Taco Sales Analysis

Author

Simranjeet Kaur

How does location affect price?

library(tidyverse)
── Attaching core tidyverse packages ──────────────────────── tidyverse 2.0.0 ──
✔ dplyr     1.1.4     ✔ readr     2.1.5
✔ forcats   1.0.0     ✔ stringr   1.5.1
✔ ggplot2   3.5.2     ✔ tibble    3.3.0
✔ lubridate 1.9.4     ✔ tidyr     1.3.1
✔ purrr     1.0.4     
── Conflicts ────────────────────────────────────────── tidyverse_conflicts() ──
✖ dplyr::filter() masks stats::filter()
✖ dplyr::lag()    masks stats::lag()
ℹ Use the conflicted package (<http://conflicted.r-lib.org/>) to force all conflicts to become errors
## Summarizing the Taco dataset

data <- read_csv("taco.csv")
Rows: 1000 Columns: 13
── Column specification ────────────────────────────────────────────────────────
Delimiter: ","
chr (6): Restaurant_Name, Location, Order_Time, Delivery_Time, Taco_Size, Ta...
dbl (6): Order_ID, Delivery_Duration, Toppings_Count, Distance, Price, Tip
lgl (1): Weekend_Order

ℹ Use `spec()` to retrieve the full column specification for this data.
ℹ Specify the column types or set `show_col_types = FALSE` to quiet this message.
glimpse(data)
Rows: 1,000
Columns: 13
$ Order_ID          <dbl> 770487, 671858, 688508, 944962, 476417, 678856, 1836…
$ Restaurant_Name   <chr> "El Taco Loco", "El Taco Loco", "Taco Haven", "Spicy…
$ Location          <chr> "New York", "San Antonio", "Austin", "Dallas", "San …
$ Order_Time        <chr> "1/8/2024 14:55", "23-11-2024 17:11", "21-11-2024 20…
$ Delivery_Time     <chr> "1/8/2024 15:36", "23-11-2024 17:25", "21-11-2024 21…
$ Delivery_Duration <dbl> 41, 14, 38, 45, 15, 83, 45, 31, 17, 73, 64, 29, 11, …
$ Taco_Size         <chr> "Regular", "Regular", "Large", "Regular", "Large", "…
$ Taco_Type         <chr> "Chicken Taco", "Beef Taco", "Pork Taco", "Chicken T…
$ Toppings_Count    <dbl> 5, 1, 2, 2, 0, 0, 1, 3, 2, 1, 1, 4, 2, 1, 1, 2, 5, 4…
$ Distance          <dbl> 3.01, 6.20, 20.33, 3.00, 24.34, 16.70, 9.57, 9.80, 1…
$ Price             <dbl> 9.25, 4.25, 7.00, 5.50, 4.50, 3.00, 5.75, 6.75, 5.50…
$ Tip               <dbl> 2.22, 3.01, 0.02, 1.90, 1.14, 2.32, 0.63, 2.97, 0.33…
$ Weekend_Order     <lgl> FALSE, TRUE, FALSE, TRUE, FALSE, FALSE, FALSE, FALSE…
ggplot(data = data)

ggplot(data)

ggplot(
  data = data,
  mapping = aes(x = Location, y = Price)
)

ggplot(
  data = data,
  mapping = aes(x = Location, y = Price)
)+
  geom_boxplot()

ggplot(
  data = data,
  mapping = aes(x = Location, y = Price, fill = Location)
) +
  geom_boxplot()+
  labs(title = "Price Distribution by Location", x = "Location", y = "Price")+
  coord_flip()

The Price of the tacos varies by the location.The cities like San Jose and Los Angeles charge higher prices for the tacos.

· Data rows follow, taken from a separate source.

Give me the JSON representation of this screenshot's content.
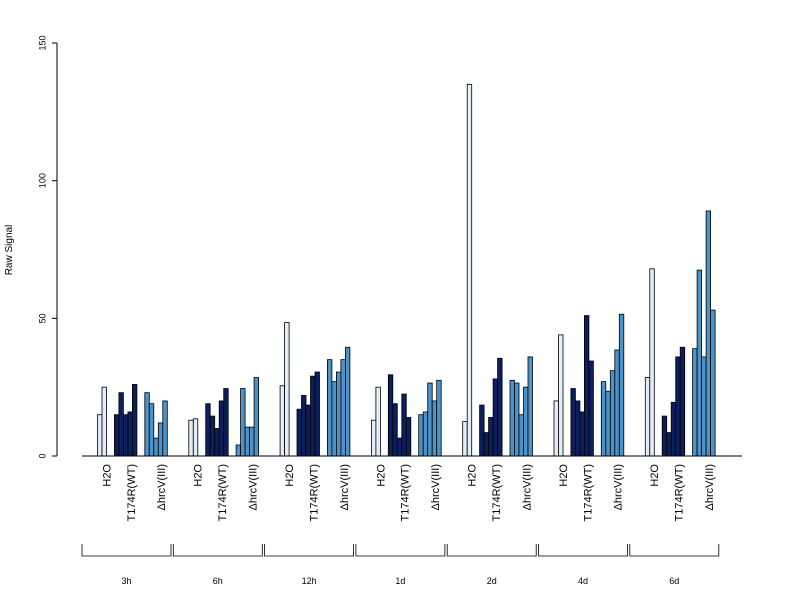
{
  "chart_data": {
    "type": "bar",
    "ylabel": "Raw Signal",
    "xlabel": "",
    "ylim": [
      0,
      150
    ],
    "yticks": [
      0,
      50,
      100,
      150
    ],
    "colors": {
      "H2O": "#e3edf8",
      "T174R(WT)": "#0a1f5c",
      "ΔhrcV(III)": "#4b93c8"
    },
    "groups": [
      {
        "time": "3h",
        "conditions": [
          {
            "label": "H2O",
            "key": "H2O",
            "values": [
              0,
              0,
              15,
              25
            ]
          },
          {
            "label": "T174R(WT)",
            "key": "T174R(WT)",
            "values": [
              15,
              23,
              15,
              16,
              26,
              0
            ]
          },
          {
            "label": "ΔhrcV(III)",
            "key": "ΔhrcV(III)",
            "values": [
              23,
              19,
              6.5,
              12,
              20,
              0
            ]
          }
        ]
      },
      {
        "time": "6h",
        "conditions": [
          {
            "label": "H2O",
            "key": "H2O",
            "values": [
              0,
              0,
              13,
              13.5
            ]
          },
          {
            "label": "T174R(WT)",
            "key": "T174R(WT)",
            "values": [
              19,
              14.5,
              10,
              20,
              24.5,
              0
            ]
          },
          {
            "label": "ΔhrcV(III)",
            "key": "ΔhrcV(III)",
            "values": [
              4,
              24.5,
              10.5,
              10.5,
              28.5,
              0
            ]
          }
        ]
      },
      {
        "time": "12h",
        "conditions": [
          {
            "label": "H2O",
            "key": "H2O",
            "values": [
              0,
              0,
              25.5,
              48.5
            ]
          },
          {
            "label": "T174R(WT)",
            "key": "T174R(WT)",
            "values": [
              17,
              22,
              18.5,
              29,
              30.5,
              0
            ]
          },
          {
            "label": "ΔhrcV(III)",
            "key": "ΔhrcV(III)",
            "values": [
              35,
              27,
              30.5,
              35,
              39.5,
              0
            ]
          }
        ]
      },
      {
        "time": "1d",
        "conditions": [
          {
            "label": "H2O",
            "key": "H2O",
            "values": [
              0,
              0,
              13,
              25
            ]
          },
          {
            "label": "T174R(WT)",
            "key": "T174R(WT)",
            "values": [
              29.5,
              19,
              6.5,
              22.5,
              14,
              0
            ]
          },
          {
            "label": "ΔhrcV(III)",
            "key": "ΔhrcV(III)",
            "values": [
              15,
              16,
              26.5,
              20,
              27.5,
              0
            ]
          }
        ]
      },
      {
        "time": "2d",
        "conditions": [
          {
            "label": "H2O",
            "key": "H2O",
            "values": [
              0,
              0,
              12.5,
              135
            ]
          },
          {
            "label": "T174R(WT)",
            "key": "T174R(WT)",
            "values": [
              18.5,
              8.5,
              14,
              28,
              35.5,
              0
            ]
          },
          {
            "label": "ΔhrcV(III)",
            "key": "ΔhrcV(III)",
            "values": [
              27.5,
              26.5,
              15,
              25,
              36,
              0
            ]
          }
        ]
      },
      {
        "time": "4d",
        "conditions": [
          {
            "label": "H2O",
            "key": "H2O",
            "values": [
              0,
              0,
              20,
              44
            ]
          },
          {
            "label": "T174R(WT)",
            "key": "T174R(WT)",
            "values": [
              24.5,
              20,
              16,
              51,
              34.5,
              0
            ]
          },
          {
            "label": "ΔhrcV(III)",
            "key": "ΔhrcV(III)",
            "values": [
              27,
              23.5,
              31,
              38.5,
              51.5,
              0
            ]
          }
        ]
      },
      {
        "time": "6d",
        "conditions": [
          {
            "label": "H2O",
            "key": "H2O",
            "values": [
              0,
              0,
              28.5,
              68
            ]
          },
          {
            "label": "T174R(WT)",
            "key": "T174R(WT)",
            "values": [
              14.5,
              8.5,
              19.5,
              36,
              39.5,
              0
            ]
          },
          {
            "label": "ΔhrcV(III)",
            "key": "ΔhrcV(III)",
            "values": [
              39,
              67.5,
              36,
              89,
              53,
              0
            ]
          }
        ]
      }
    ]
  }
}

Which taco type earns more tips?

ggplot(data, aes(x = Taco_Type, y = Tip, fill = Taco_Type)) +
  stat_summary(fun = mean, geom = "bar") +
  labs(title = "Average Tip by Taco Type", x = "Taco Type", y = "Average Tip")

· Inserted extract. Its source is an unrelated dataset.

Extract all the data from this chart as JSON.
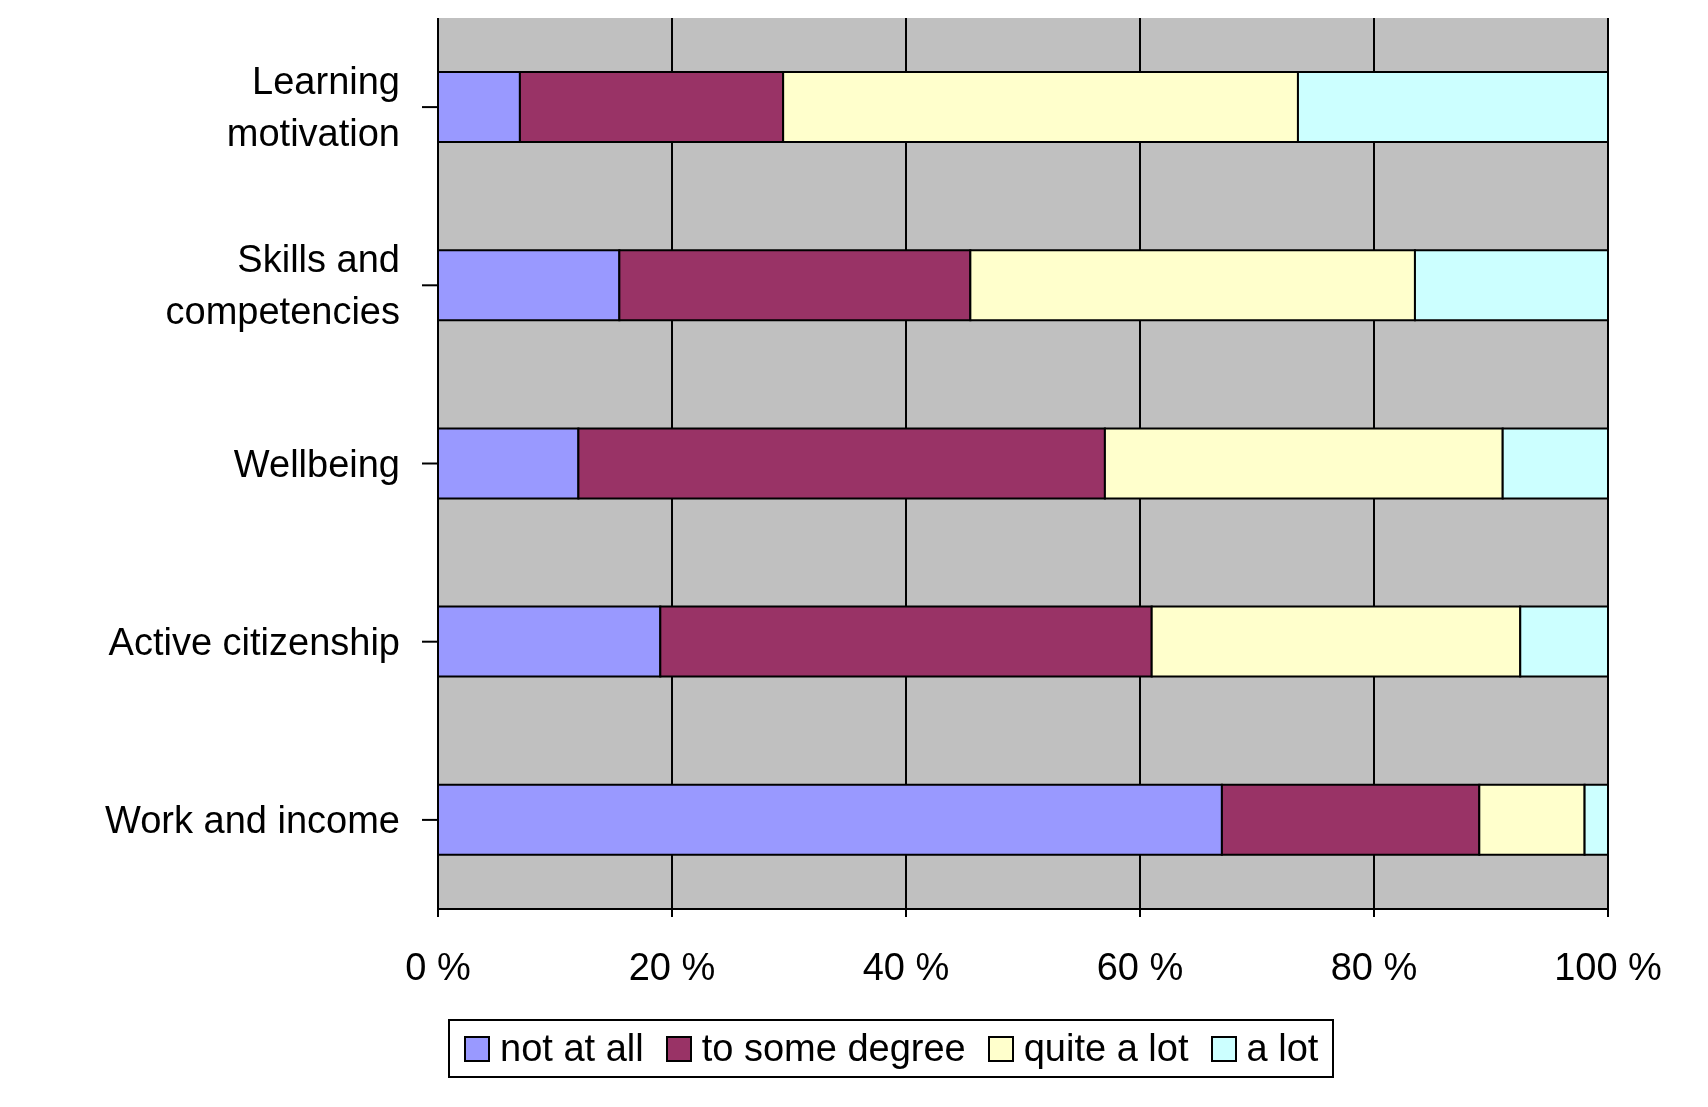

This chart shows that there is correlaton between Taco Type and average tip. The tip offers by cutomers is higher for chicken aand pork taco as compared to Beef taco.

How does the proportion of weekend orders vary across differnt locations?

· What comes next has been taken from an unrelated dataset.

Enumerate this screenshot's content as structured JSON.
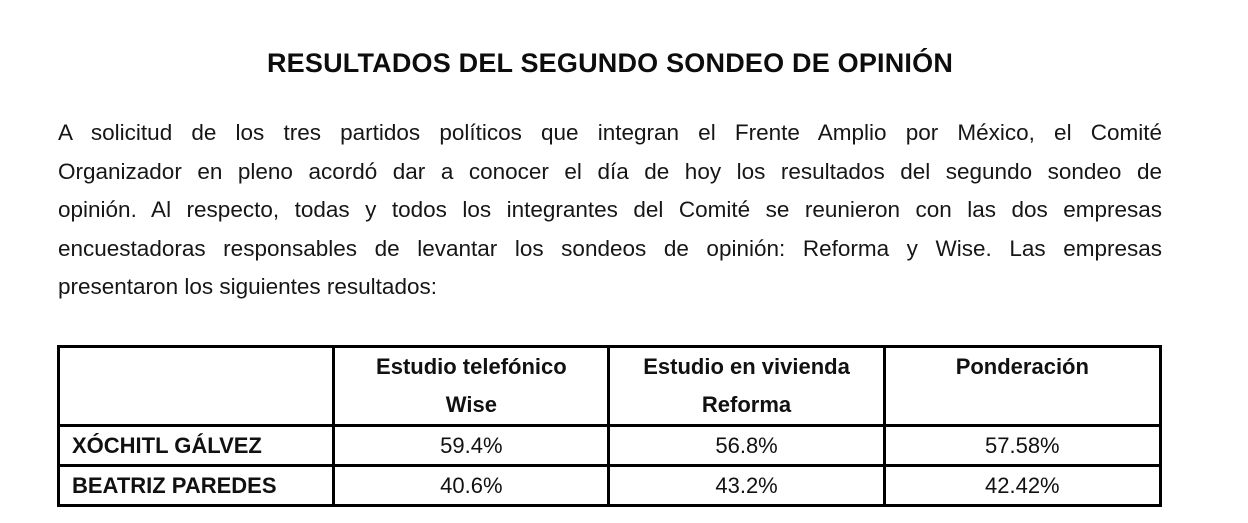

ggplot(data, aes(x = Location, fill = Weekend_Order)) +
  geom_bar(position = "fill") +
  labs(title = "Proportion of Weekend Orders by Location",
       y = "Proportion", x = "Location") +
  scale_fill_manual(values = c("FALSE" = "Orange", "TRUE" =  "Purple"))+
  theme(axis.text.x = element_text(angle = 45, hjust = 1))

This chart shows that Austin, New York, Phoneix have higher prioprtions of weekend orders as compared to San Jose and Dallas. Overall, All cities have more weekday orders than weekend.